Understanding Single-Layer Neural Networks

Key Concepts

Neuron (Perceptron)
A neutron is the fundamental unit of the network. Each neuron computes a weighted sum of inputs plus a bias, then applies an activation function (e.g. step, sigmoid)
Input Layer
The input layer accepts the raw data features. Each input is multiplied by an associated weight and passed to the neuron. It is often represented by a vector $\mathbf{x} \in \mathbb{R}^n$.
Weights and Bias
- Weights represent the importance of each input feature. It is often represented by a vector $\mathbf{w} \in \mathbb{R}^n$.
- Bias allows shifting the decision boundary away from the origin.
Linear Combination
The neuron computes:
\[z = \mathbf{w}^\top \mathbf{x} + b\]
Where $\mathbf{w}$ = weight, $\mathbf{x}$ = input, $b$ = bias
Activation Function
The activation function introduces non-linearity (in classic perceptron often a step function). It determines the output class or value. Without it, the network is just a linear model.
Output Layer
It provides the final prediction. In a single-layer network, there is only one set of weights between the input and output (no hidden layer).
Decision Boundary
The hyperplane separating classes in the input space. In a single-layer network, this boundary is always linear.
Ground Truth
The true label of the data point, denoted as $y_{\text{true}} \in {0,1}$. It represents the actual class assigned in the dataset.
Prediction
The model produces $\hat{y}$, derived from the probability $p$. Typically, $\hat{y} = 1$ if $p \geq \tau$, else $\hat{y} = 0$.
Loss Function (Cross-Entropy)
To train the model, the predicted probability $p$ is compared with the ground truth $y_{\text{true}}$ using the binary cross-entropy loss:
\[\mathcal{L}(y_{\text{true}}, p) = - \big[ y_{\text{true}} \cdot \log(p) + (1 - y_{\text{true}}) \cdot \log(1 - p) \big]\]
This loss penalises large differences between the predicted probability and the actual label. Minimising $\mathcal{L}$ adjusts the weights $w$ and bias $b$ to improve classification performance.
Backpropagation
Gradients of the loss are propagated back to update the weights and bias.
Gradient Descent
The parameters are updated iteratively to minimise the loss:
\[\mathbf{w} := \mathbf{w} - \eta \frac{\partial \mathcal{L}}{\partial \mathbf{w}}, \quad b := b - \eta \frac{\partial \mathcal{L}}{\partial b}\]
where $\eta > 0$ is the learning rate controlling the step size.

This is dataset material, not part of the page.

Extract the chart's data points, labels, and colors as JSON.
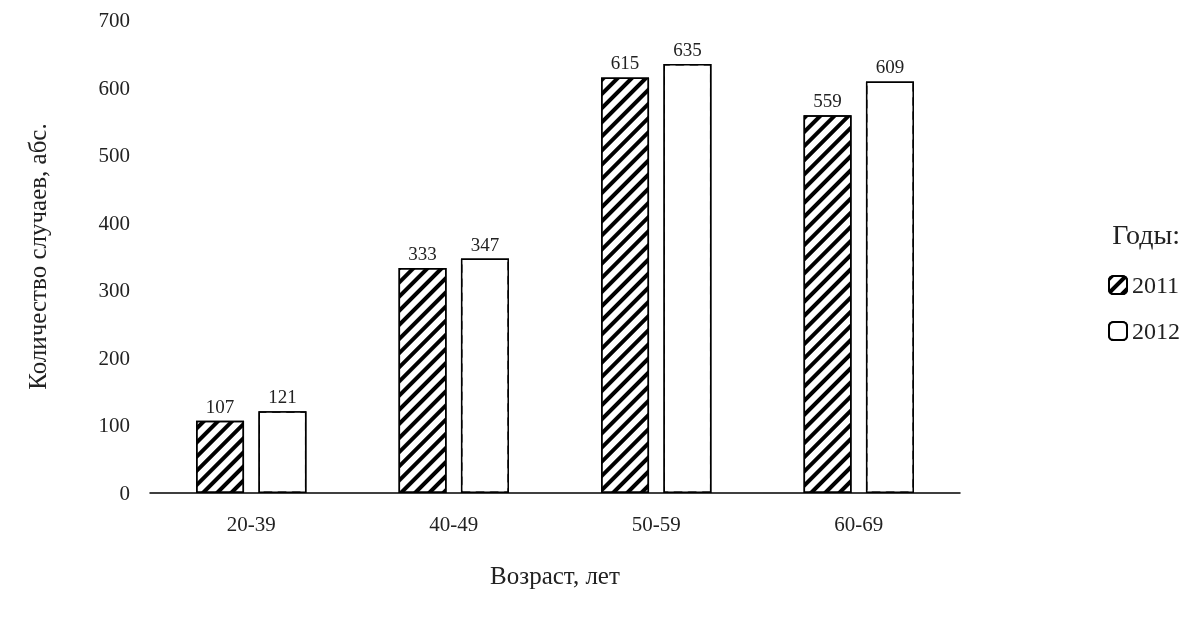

Architecture of a Single-Layer Neural Network

This diagram illustrates a single-layer neural network for binary classification. The input is represented as a feature vector $\mathbf{x} \in \mathbb{R}^n$, and the parameters of the model are a weight vector $\mathbf{w} \in \mathbb{R}^n$ and a bias term $b \in \mathbb{R}$. The linear combination is computed as $z = \mathbf{w}^\top \mathbf{x} + b$. This value is then passed through a sigmoid activation function $\sigma(z) = \frac{1}{1+e^{-z}}$, which outputs a probability $p = \Pr(y=1 \mid \mathbf{x}) = \sigma(z)$, representing the likelihood that the class label $y$ equals 1. Finally, the probability is compared to a threshold $\tau$ (e.g., 0.5) to produce the predicted class label $y \in {0,1}$. The decision boundary of this model is defined by $\mathbf{w}^\top \mathbf{x} + b = 0$.